A few years back we were running T-Jets on my Carrera 1/43rd scale track with much success . There are a few mods required but nothing exotic . I must mention however that we didn't test the consistancy of the cars as afr as elapsed time etc . We were running a road course .

Here is what you need :

1. Add a piece of plastic tubing to you guide pin . Use the white tubing your hobby shop sells or an old ink pin tube . Adhere it to the center pin with silicone for easy removal if needed . This tube keeps your HO car centered in the larger 1/43rd scale tracks slot .

2. Using 1/43rd pickup braid , solder a smal piece to your HO scale pick up shoes . Solder it in the front just above the bend so you can comb / brush the braid as flat as you can .

3. Change the voltage as per your HO cars requirements .

4. Be prepared to have a fun !

Enjoy ,
Gonzo


----------



## pshoe64 (Jun 10, 2008)

Dittos from Gonzo's post. I've tried similar set ups on 1/32 scale track with HO cars. The braid is a must to get the full contact on the wider rails. It works, but the extra mods required focused me back to the HO scale track. Don't know how difficult the "O" gauge track is to come by nowadays, but I would look for that or check out the "routed with rails" options. A single sheet of expanded foam PVC (a 4x8 sheet would create enough road bed for 30+ feet, 1 foot wide), routed with continuos rail is what I'm starting to consider for the smoothness and power distribution.

-Paul


----------



## NTxSlotCars (May 27, 2008)

Beast - It is Carrera GO track. It has too much downforce for regular HO cars.

Gonzo - Yes, I could solder braids to pick ups, or do that braid conversion on HP2s that 
JeepGrunger showed us a while back. I'm sure they would work fine. Thing is, I'd rather
not have required modifications for my track if possible. 

HEY FOLKS, I have a ton of Carrera Go track to trade for Aurora O Gauge track.

PM me, lemme know.


----------



## beast1624 (Mar 28, 2009)

When we gave my GS his Carrera GO Cars 43rd set we had to try so here's what we found (all cars with no mods, run just like on an HO track):
T-Jet: won't hardly run
440 X-2 and G-Plus: run fair but if you go too slow they get stuck.
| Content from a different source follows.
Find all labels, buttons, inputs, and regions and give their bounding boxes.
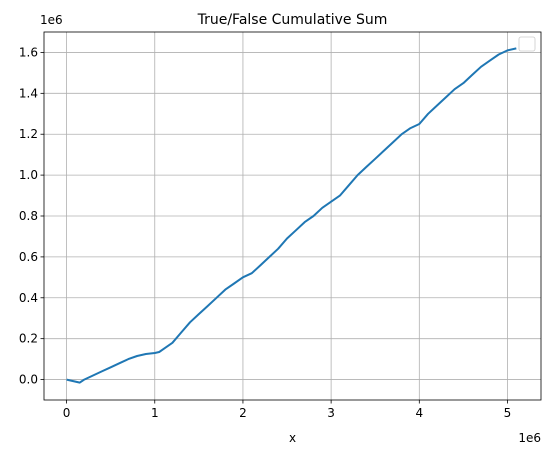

You had to run pretty much full out to make it around & the window between stalling and flying off was pretty narrow. Like you said, Rich, the mag down force it a little strong for these motors.
Mega G, both short and long: run very well. motors are strong enough to overcome the down force and they are very drivable and hold the track well.
Wizzard Storm Extreme: these are the best we found. You can run wide open with the set pack and controller (only about 15v) and they stay on great.


----------